Gut, dass ihr es als das benennt (Menschenjagt) was es ist. Ich habe bei der Doku nicht mitgemacht. Mein Bauchgefühl hielt mich davon ab. Ich bin froh, dass Georgs Differenzierung trotzdem etwas Raum in der Doku bekommen hat.
"Soll erregen" ist ja genau eine Wertung. Da finde ich die Bezeichnung "Mißbrauchsabbildungen" eindeutiger: Entweder es hat Mißbrauch stattgefunden, oder eben nicht. Beim heutigen Verständnis vom Begriff "Kinderpornographie", geht es längst nicht mehr nur ums "erregen sollen", sondern darum, ob es einen Pädophilen irgendwie erregen könnte, was auch zunehmend harmloses Material oder medizinische Abbildungen einschließt.
Bei Posingbildern kommt es schon darauf an, wenn z. B. ein Kind dazu genötigt wurde eine Pose einzunehmen dann bildet es schon eine Form von Missbrauch ab.
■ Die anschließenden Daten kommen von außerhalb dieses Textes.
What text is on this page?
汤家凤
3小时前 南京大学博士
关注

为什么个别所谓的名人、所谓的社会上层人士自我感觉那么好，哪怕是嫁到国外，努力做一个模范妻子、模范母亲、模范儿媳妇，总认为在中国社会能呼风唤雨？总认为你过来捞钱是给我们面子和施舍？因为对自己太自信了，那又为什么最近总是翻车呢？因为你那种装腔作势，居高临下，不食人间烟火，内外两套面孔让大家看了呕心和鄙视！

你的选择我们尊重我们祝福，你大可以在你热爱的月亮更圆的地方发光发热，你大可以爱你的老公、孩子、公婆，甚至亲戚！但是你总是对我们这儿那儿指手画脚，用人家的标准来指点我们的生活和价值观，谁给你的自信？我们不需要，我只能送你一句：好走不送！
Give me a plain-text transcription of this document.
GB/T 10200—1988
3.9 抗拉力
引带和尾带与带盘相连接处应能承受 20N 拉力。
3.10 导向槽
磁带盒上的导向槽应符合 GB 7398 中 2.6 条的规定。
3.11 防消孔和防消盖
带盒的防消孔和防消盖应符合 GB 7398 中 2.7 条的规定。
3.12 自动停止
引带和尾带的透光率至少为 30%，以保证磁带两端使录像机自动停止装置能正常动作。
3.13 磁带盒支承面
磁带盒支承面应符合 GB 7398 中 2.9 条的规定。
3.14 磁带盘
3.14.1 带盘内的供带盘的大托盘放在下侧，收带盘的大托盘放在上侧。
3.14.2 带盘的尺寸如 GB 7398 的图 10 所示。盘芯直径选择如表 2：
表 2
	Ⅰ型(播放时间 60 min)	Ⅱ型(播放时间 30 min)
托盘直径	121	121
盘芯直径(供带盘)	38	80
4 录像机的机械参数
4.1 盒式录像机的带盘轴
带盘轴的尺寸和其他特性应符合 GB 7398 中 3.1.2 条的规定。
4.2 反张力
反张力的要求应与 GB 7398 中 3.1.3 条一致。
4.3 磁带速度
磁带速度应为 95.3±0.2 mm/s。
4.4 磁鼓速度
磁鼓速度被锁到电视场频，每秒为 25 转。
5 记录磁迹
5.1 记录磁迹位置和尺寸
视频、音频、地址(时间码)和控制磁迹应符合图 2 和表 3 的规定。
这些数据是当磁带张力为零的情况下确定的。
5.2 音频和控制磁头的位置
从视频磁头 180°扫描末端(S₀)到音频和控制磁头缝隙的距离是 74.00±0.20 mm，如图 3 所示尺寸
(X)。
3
Ich denke das immer mehr bei "Kinderpornografie" mittlerweile auch an Fiktion glauben was wir insb. der KI und den Berichterstattungen dazu zu verdanken haben.
Danke für eure Verbesserungsvorschläge! "Missbrauchsabbildungen" fände ich in dem Zusammenhang tatsächlich nicht passender, da es sich dabei nicht um ein Synonym für Kinderpornografie, sondern nur um eine Unterkategorie dieser handelt. So sind auch Posingbilder oder von Kindern selbst erstellte Aufnahmen pornografisch, bilden jedoch keinen Missbrauch ab. Dennoch lehnen wir auch solche Aufnahmen ab. Bezüglich Uwus Anmerkung, glaube ich, dass die meisten Menschen bei dem Wort "Kinderpornografie" i. d. R. an Abbildungen realer Kinder denken. Ich nutze die Gelegenheit aber gerne, um nochmal klarzustellen, dass wir nur pornografische Abbildungen realer Kinder ablehnen, keine Geschichten, Zeichnungen oder KI-generierte Darstellungen. In diesen Fällen würden wir dann aber auch explizit von gezeichneter oder KI-generierter Kinderpornografie sprechen.